All nine partners in Hogan Lovells' Berlin office are joining the US firm, although it is currently unclear how many of the team of more than 20 associates and counsel are joining.

Former Berlin office head Christoph Wagner is joining the US firm, alongside the head of the firm's German tax practice Jens-Uwe Hinder. Also joining corporate partners Karin Arnold, Jorg Meissner and Dirk Besse, competition partner Eckhard Bremer, Andreas Grünwald (TMT regulatory, antitrust), Thomas Keul (litigation) and Hanno Timner (employment, data privacy).

According to Hogan Lovells, all of the partners concerned bar Wagner have yet to hand in their notice.

"The firm's co-CEO David Harris said in a statement:"Christoph Wagner's move earlier this month was planned and agreed. At the time of his departure, the Berlin office partners expressed their strong desire to stay with the firm and we supported that. Despite that support they have now gone back on their commitment and have said that they want to leave. We understand they have accepted offer letters from a competitor, however, they have yet to resign letters or deal with the usual formalities. Until they do so, we expect them to uphold all their responsibilities as partners in Hogan Lovells."

"Each of our other offices in Germany is significantly larger than Berlin, which represents less than 10% of total German revenues. Germany overall is performing very well and is a recognized and significant strength of the firm. None of this changes that."

The new office, MoFo's second international launch this year after opening in Singapore in January, will be headed by Hinder and Timner. It will be MoFo's 17th office worldwide.

Larren Nashelsky, chair of Morrison & Foerster said: "The German team, a widely recognized force for complex transactions, is the perfect fit for us. Our clients across the United States, Japan, China and Europe are doing the deals that are driving the fast-paced convergence in the TMT sector.
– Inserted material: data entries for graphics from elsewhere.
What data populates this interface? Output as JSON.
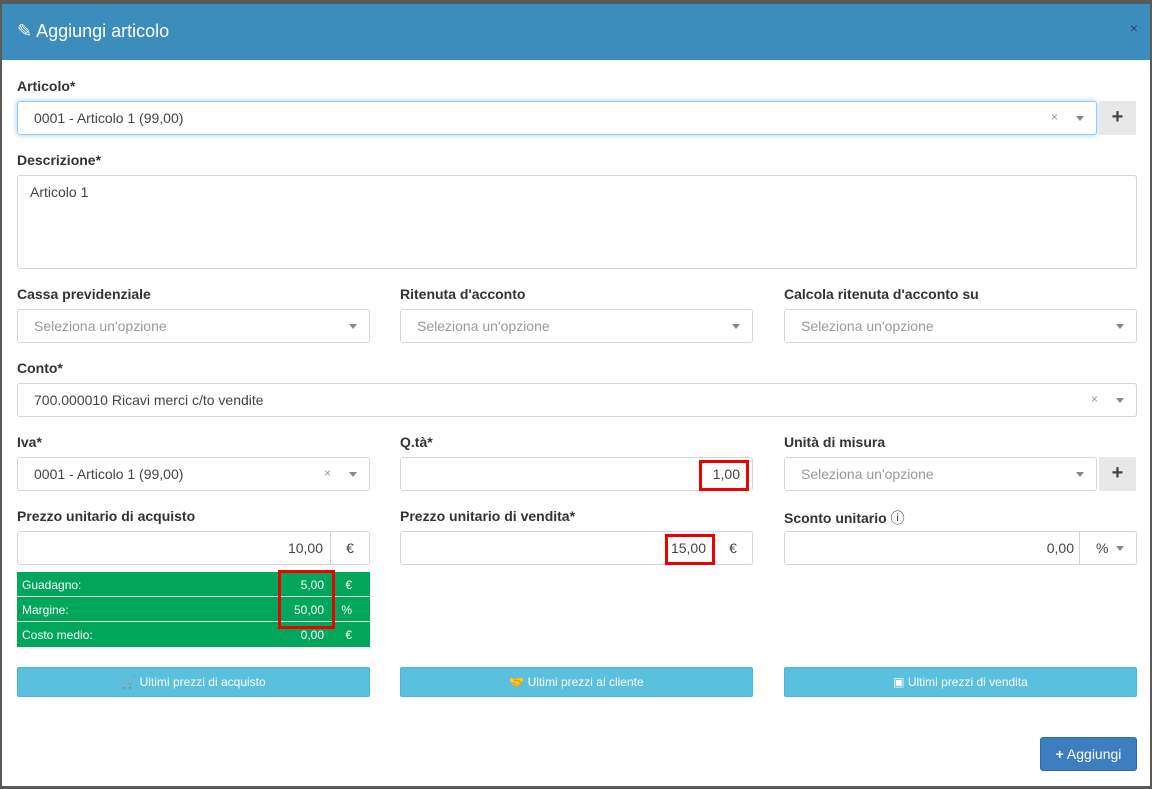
{
  "header": {
    "title": "Aggiungi articolo",
    "close": "×"
  },
  "articolo": {
    "label": "Articolo*",
    "value": "0001 - Articolo 1 (99,00)"
  },
  "descrizione": {
    "label": "Descrizione*",
    "value": "Articolo 1"
  },
  "cassa": {
    "label": "Cassa previdenziale",
    "placeholder": "Seleziona un'opzione"
  },
  "ritenuta": {
    "label": "Ritenuta d'acconto",
    "placeholder": "Seleziona un'opzione"
  },
  "calcola": {
    "label": "Calcola ritenuta d'acconto su",
    "placeholder": "Seleziona un'opzione"
  },
  "conto": {
    "label": "Conto*",
    "value": "700.000010 Ricavi merci c/to vendite"
  },
  "iva": {
    "label": "Iva*",
    "value": "0001 - Articolo 1 (99,00)"
  },
  "qta": {
    "label": "Q.tà*",
    "value": "1,00"
  },
  "um": {
    "label": "Unità di misura",
    "placeholder": "Seleziona un'opzione"
  },
  "acquisto": {
    "label": "Prezzo unitario di acquisto",
    "value": "10,00",
    "unit": "€"
  },
  "vendita": {
    "label": "Prezzo unitario di vendita*",
    "value": "15,00",
    "unit": "€"
  },
  "sconto": {
    "label": "Sconto unitario",
    "value": "0,00",
    "unit": "%"
  },
  "summary": [
    {
      "k": "Guadagno:",
      "v": "5,00",
      "u": "€"
    },
    {
      "k": "Margine:",
      "v": "50,00",
      "u": "%"
    },
    {
      "k": "Costo medio:",
      "v": "0,00",
      "u": "€"
    }
  ],
  "buttons": {
    "acquisto": "Ultimi prezzi di acquisto",
    "cliente": "Ultimi prezzi al cliente",
    "vendita": "Ultimi prezzi di vendita",
    "aggiungi": "Aggiungi"
  },
  "colors": {
    "header": "#3c8dbc",
    "summary": "#00a65a",
    "info": "#5bc0de",
    "primary": "#3c7ebf",
    "highlight": "#e00000"
  }
}
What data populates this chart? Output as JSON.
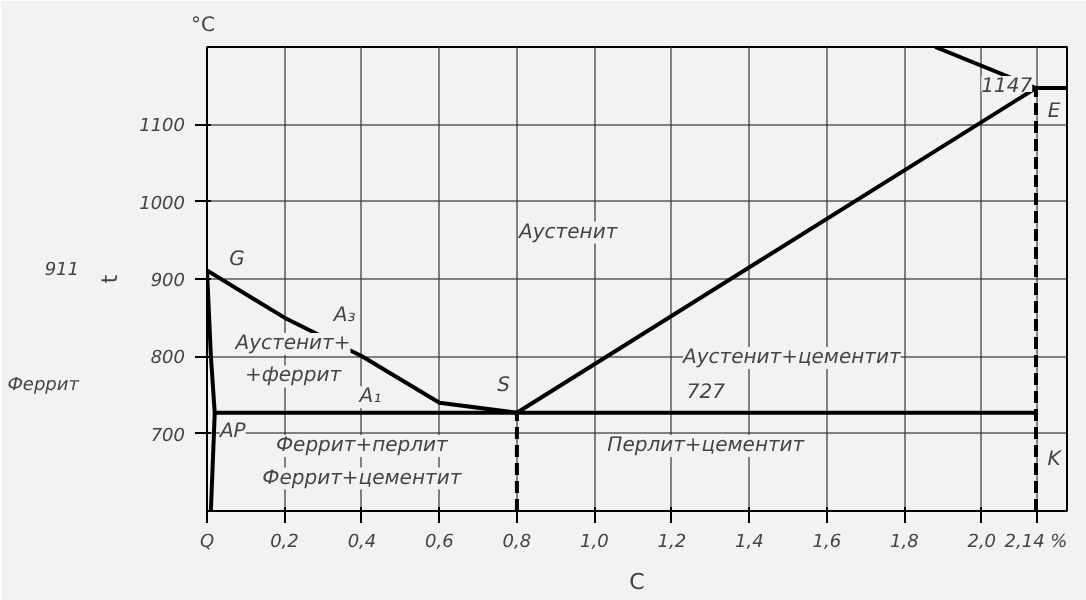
{
  "chart_data": {
    "type": "line",
    "xlabel": "C",
    "ylabel": "t",
    "xlim": [
      0,
      2.22
    ],
    "ylim": [
      600,
      1200
    ],
    "xticks": [
      {
        "value": 0,
        "label": "Q"
      },
      {
        "value": 0.2,
        "label": "0,2"
      },
      {
        "value": 0.4,
        "label": "0,4"
      },
      {
        "value": 0.6,
        "label": "0,6"
      },
      {
        "value": 0.8,
        "label": "0,8"
      },
      {
        "value": 1.0,
        "label": "1,0"
      },
      {
        "value": 1.2,
        "label": "1,2"
      },
      {
        "value": 1.4,
        "label": "1,4"
      },
      {
        "value": 1.6,
        "label": "1,6"
      },
      {
        "value": 1.8,
        "label": "1,8"
      },
      {
        "value": 2.0,
        "label": "2,0"
      },
      {
        "value": 2.14,
        "label": "2,14 %"
      }
    ],
    "yticks": [
      700,
      800,
      900,
      1000,
      1100
    ],
    "grid": true,
    "marker": "none",
    "series": [
      {
        "color": "#000000",
        "x": [
          0,
          0.2,
          0.4,
          0.6,
          0.8
        ],
        "values": [
          911,
          850,
          800,
          740,
          727
        ]
      },
      {
        "color": "#000000",
        "x": [
          0.8,
          2.14
        ],
        "values": [
          727,
          1147
        ]
      },
      {
        "color": "#000000",
        "x": [
          0.02,
          2.14
        ],
        "values": [
          727,
          727
        ]
      },
      {
        "color": "#000000",
        "x": [
          0,
          0.01,
          0.02,
          0.01
        ],
        "values": [
          911,
          800,
          727,
          600
        ]
      },
      {
        "color": "#000000",
        "x": [
          1.88,
          2.14,
          2.22
        ],
        "values": [
          1200,
          1147,
          1147
        ]
      },
      {
        "color": "#000000",
        "x": [
          0.8,
          0.8
        ],
        "values": [
          600,
          727
        ],
        "line_style": "dashed"
      },
      {
        "color": "#000000",
        "x": [
          2.14,
          2.14
        ],
        "values": [
          600,
          1147
        ],
        "line_style": "dashed"
      }
    ],
    "annotations": [
      "°C",
      "Феррит",
      "Аустенит",
      "Аустенит+цементит",
      "Аустенит+",
      "+феррит",
      "Феррит+перлит",
      "Феррит+цементит",
      "Перлит+цементит",
      "727",
      "1147",
      "G",
      "A₃",
      "A₁",
      "S",
      "AP",
      "E",
      "K",
      "911"
    ]
  }
}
The addition of the Berlin team enhances our ability to help our clients advance their business objectives in Germany and other key European markets."

Hogan Lovells also has offices in Munich, Duesseldorf, Hamburg and Frankfurt, with 75 partners spread across Germany.

Prior to the merger between legacy firms Hogan Hartson and Lovells in 2010, Hogan's Berlin office split in two, with 18 partners leaving to form their own firm, Raue, rather than join the merged firm.